Segundo a pesquisa Práticas de Seleção e Capacitação de Diretores Escolares, encomendada pela Fundação Victor Civita (FVC) e coordenada por Heloísa Lück, do Centro de Desenvolvimento Humano Aplicado (Cedhap), em Curitiba, a eleição é a forma mais usada pelas Secretarias de Educação para preencher as vagas de diretores. Das 24 redes estaduais pesquisadas, 16 adotam essa modalidade, sendo que dez delas o fazem de forma combinada com prova, certificação ou entrevista. Entre as capitais, nove das 11 que participaram do estudo usam as eleições, e em quatro cidades há outras formas de seleção agregadas. Os diretores que responderam à pesquisa quantitativa acreditam que a eleição legitima a escolha da comunidade e contribui para construir um ambiente mais participativo na escola. Na fase qualitativa, no entanto a pesquisa deu sinais de que o processo eleitoral requer ainda grandes aperfeiçoamentos. Os entrevistados contaram casos de clientelismo, corporativismo, partidarização e fragmentação de grupos - práticas antidemocráticas que põem em risco os benefícios da eleição e comprometem a imagem do processo (leia na página Código de conduta eleitoral). "Às vezes, a disputa entre os candidatos é tão desleal que um deles se vê obrigado a pedir transferência porque a convivência se torna impossível", conta Heloísa Lück.

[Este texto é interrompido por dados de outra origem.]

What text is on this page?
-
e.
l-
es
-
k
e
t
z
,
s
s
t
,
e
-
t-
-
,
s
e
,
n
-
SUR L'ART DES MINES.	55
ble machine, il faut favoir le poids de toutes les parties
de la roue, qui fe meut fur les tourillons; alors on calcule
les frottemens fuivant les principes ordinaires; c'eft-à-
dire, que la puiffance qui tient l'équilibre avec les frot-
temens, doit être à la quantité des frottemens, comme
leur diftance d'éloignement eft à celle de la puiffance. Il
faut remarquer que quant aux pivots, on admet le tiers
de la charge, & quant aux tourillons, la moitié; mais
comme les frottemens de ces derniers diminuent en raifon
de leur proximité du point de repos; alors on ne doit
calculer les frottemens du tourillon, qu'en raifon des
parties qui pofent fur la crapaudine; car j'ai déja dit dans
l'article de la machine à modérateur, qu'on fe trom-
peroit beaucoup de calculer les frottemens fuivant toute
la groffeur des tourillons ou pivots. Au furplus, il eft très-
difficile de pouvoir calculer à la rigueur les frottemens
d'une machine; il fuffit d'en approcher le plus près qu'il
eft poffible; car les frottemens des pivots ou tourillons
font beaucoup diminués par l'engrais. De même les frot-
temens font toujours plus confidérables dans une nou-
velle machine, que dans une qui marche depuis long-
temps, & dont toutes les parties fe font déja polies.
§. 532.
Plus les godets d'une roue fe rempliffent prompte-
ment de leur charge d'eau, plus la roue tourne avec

Não foi esse o caso da EM Rubens Lopes, em Cascavel, a 495 quilômetros de Curitiba. As três candidatas reuniram-se antes mesmo da data do pleito para discutir o que seria melhor para a escola e perceberam que as propostas de cada uma tinham muitos pontos em comum. "Vimos que, independentemente de quem ganhasse, existia um consenso sobre o que era melhor para o futuro da escola", diz Sirley Ribeiro, a atual diretora. O processo eleitoral, que teve foco somente nos debates com pais e alunos, correu tão bem que, assim que assumiu o cargo, Sirley incorporou parte dos projetos das outras candidatas, as professoras Adriana Sarda e Loide Nascimento. Loide, inclusive, foi convidada a participar da equipe como auxiliar de coordenação pedagógica.
Promessas e troca de favores empobrecem a experiência
O respeito mútuo entre os candidatos, no entanto, não é suficiente para que as eleições na escola sejam consideradas perfeitas. Fazer promessas de brindes e viagens para os alunos, negociar folgas e horas de trabalho com os professores e funcionários, trocar favores com lideranças da comunidade e abusar de propaganda eleitoral são atitudes que aproximam a eleição escolar das que ocorrem no plano políticopartidário, o que não é bom.
No Brasil, não existem regras válidas em todo o território nacional que regulamentem o processo eleitoral. Segundo resolução de 2009 do Conselho Nacional de Educação (CNE) que fixa diretrizes nacionais para os planos de carreira e remuneração dos profissionais do magistério da Educação Básica pública, a normatização da gestão democrática do sistema de ensino está a cargo da União e de cada rede estadual ou municipal. Certas práticas, no entanto, devem ser evitadas, mesmo que não sejam proibidas: "Distribuir camisetas e usar um carro de som para fazer propaganda são estratégias normais em eleição para prefeito, mas desproporcionais para um universo tão pequeno como o de uma escola", explica Alice Botler, professora de Pedagogia da Universidade Federal de Pernambuco (UFPE) e especialista em ética na gestão escolar.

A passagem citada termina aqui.